One thing I noticed: the recommended configuration (1 Synthetic Full per week + 1 Active Full per month) wasn’t being followed exactly. As we all know, dedup appliances are optimized for write operations, but reading from them is a whole other story. And creating a synthetic full involves a lot of read I/O. So sometimes you’re forced to skip synthetic fulls altogether and just go with periodic active fulls.
Maybe it’s just me, but I’ve never been a fan of deduplication appliances. Sure, they save disk space, but between the obvious costs (high license prices) and the hidden ones (operational complexity, updates, patching, weird backup server configs), you’re often better off buying a “normal” server with internal storage.
No deduplication, sure — but with significantly lower costs, you can get hardware that gives you equal or even better usable capacity than a dedup appliance.

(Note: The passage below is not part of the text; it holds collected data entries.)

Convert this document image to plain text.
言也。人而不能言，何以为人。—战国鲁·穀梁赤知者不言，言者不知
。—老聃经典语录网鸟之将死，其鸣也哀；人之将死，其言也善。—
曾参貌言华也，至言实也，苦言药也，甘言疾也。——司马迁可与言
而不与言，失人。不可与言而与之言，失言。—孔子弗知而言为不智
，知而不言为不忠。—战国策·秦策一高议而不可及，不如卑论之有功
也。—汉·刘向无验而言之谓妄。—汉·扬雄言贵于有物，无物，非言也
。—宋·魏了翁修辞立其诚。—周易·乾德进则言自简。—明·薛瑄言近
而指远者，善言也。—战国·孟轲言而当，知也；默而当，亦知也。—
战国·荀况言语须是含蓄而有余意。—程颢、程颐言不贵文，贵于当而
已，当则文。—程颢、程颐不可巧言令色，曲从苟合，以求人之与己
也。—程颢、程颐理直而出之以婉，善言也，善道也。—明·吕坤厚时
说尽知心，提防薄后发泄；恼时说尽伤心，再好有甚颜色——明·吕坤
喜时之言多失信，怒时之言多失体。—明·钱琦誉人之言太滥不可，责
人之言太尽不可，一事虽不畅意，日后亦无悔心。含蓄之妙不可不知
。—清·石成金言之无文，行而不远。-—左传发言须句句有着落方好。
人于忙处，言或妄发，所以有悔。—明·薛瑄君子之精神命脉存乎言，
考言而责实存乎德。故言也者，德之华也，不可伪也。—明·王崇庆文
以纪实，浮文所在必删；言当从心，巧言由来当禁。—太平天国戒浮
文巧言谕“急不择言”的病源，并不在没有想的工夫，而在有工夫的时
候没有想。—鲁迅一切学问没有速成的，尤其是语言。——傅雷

And let’s face it: a Linux or Windows box is way easier to manage than a traditional dedup appliance. Restores are usually faster too. And don’t even get me started on how painful it can be to pull data from a dedup appliance when writing to tape…
Let me be unpolite… don’t be masochist! Save money, time and sleeping hours! Life is too short for paying and dealing with that kind of thing :-D
P.S.: dedicated Object Storage Appliances are totally another story.